Former Mujahideen commanders say Abdul Haq has good influence in Sarobi and Kabul regions since the 1980s and could make good use of his contacts among his former comrades-in-arm in the area to cause problems for the Taliban.

An Afghan source said the Taliban had got wind of Mr Haq’s presence in Nangrahar and had mounted an operation to track him down but it failed.

The 43-year-old Abdul Haq has been associated with Hezb-i-Islami of Maulawi Yunis Khalis and was commander of the Kabul region during and after the Russian invasion of Afghanistan.  

He was appointed commander of security in the Afghan capital soon after the Mujahideen took over power from the communist regime in 1992 but quit to return to Pakistan. “Because I did not want to become a part of the power struggle,” he told Dawn in a recent interview.  He remained in Dubai for a long time to run his own business and returned to Pakistan early this month to organise uprising and armed opposition against the Taliban.

“The next 10 days are very important,” his office in Peshawar said.

He is widely being tipped for an important slot in the future dispensation under former king Zahir Shah, though Abdul Haq has denied that he was interested in any office.

Dawn has learnt on good authority that the United States did offer some help to the commander over the weekend, a day before he went into Afghanistan, but he had turned it down saying it was peanuts.

Abdul Haq’s efforts coincide with similar moves by other former commanders, who are actively organising troops to fight off the Taliban and engineer defections and desertions apart from encouraging public uprising.

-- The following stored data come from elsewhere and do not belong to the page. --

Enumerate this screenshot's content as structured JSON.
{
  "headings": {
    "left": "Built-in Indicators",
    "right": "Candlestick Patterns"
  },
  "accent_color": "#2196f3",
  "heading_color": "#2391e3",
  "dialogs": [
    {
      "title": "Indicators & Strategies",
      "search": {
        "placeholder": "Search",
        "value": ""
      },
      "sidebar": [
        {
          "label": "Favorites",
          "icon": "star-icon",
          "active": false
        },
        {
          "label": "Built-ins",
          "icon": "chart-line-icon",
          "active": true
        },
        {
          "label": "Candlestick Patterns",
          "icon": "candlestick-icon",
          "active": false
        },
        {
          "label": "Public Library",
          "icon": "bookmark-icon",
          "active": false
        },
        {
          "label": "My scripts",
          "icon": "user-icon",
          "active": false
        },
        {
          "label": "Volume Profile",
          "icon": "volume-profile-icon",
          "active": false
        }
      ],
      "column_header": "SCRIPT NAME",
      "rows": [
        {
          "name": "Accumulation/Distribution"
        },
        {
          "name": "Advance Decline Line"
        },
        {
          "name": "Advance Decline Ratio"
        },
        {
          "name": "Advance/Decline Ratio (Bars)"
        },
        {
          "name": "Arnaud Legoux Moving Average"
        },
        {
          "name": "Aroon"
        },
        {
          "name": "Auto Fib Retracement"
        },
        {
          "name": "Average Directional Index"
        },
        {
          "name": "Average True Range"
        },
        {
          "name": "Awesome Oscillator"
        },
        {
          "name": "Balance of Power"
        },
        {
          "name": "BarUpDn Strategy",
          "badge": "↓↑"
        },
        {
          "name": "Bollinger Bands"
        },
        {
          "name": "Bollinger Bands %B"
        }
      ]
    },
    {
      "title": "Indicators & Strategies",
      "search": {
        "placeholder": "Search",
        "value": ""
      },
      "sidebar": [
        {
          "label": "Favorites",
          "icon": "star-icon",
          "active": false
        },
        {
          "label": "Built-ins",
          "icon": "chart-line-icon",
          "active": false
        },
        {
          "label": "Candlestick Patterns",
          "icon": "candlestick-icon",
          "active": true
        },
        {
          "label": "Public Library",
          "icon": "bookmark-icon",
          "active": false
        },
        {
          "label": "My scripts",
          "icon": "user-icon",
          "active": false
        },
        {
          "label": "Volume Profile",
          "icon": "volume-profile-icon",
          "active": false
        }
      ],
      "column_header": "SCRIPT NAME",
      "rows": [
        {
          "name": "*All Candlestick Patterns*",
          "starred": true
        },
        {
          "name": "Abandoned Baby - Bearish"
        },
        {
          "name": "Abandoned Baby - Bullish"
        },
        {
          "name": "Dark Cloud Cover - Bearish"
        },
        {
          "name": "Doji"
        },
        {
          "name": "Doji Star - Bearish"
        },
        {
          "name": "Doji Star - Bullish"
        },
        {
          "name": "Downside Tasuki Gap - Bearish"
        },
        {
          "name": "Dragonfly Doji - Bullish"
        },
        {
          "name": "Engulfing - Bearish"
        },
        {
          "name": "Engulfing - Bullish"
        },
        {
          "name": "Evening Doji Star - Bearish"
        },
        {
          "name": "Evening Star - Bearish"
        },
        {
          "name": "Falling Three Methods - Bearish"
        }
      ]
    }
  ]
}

SHURA MEETING: Also, Mr Haq’s attempt to militarily dislodge the Taliban, at least from the eastern provinces, comes just when a Shura of Afghan leaders met in Peshawar to arrive at a consensus on the future setup of Afghanistan and narrow down mutual differences.

“The objective is how to bring peace in Afghanistan and remove differences,” Pir Syed Ahmad Gillani, head of the Assembly for Peace and Unity of Afghanistan said here in an interview.

Pir Gillani said that efforts were being made to evolve a consensus on an interim setup, which would draft a constitution and make other recommendations for convening the Loya Jirga in Afghanistan.

The Jirga, he said, would then endorse the constitution and elect the future head of state. He supported the former king as an elderly distinguished person who, he added, was a ‘legitimate contender’. “His majesty would be a component of a leadership council,” Mr Gillani, who recently met with the exiled former king in Rome, said.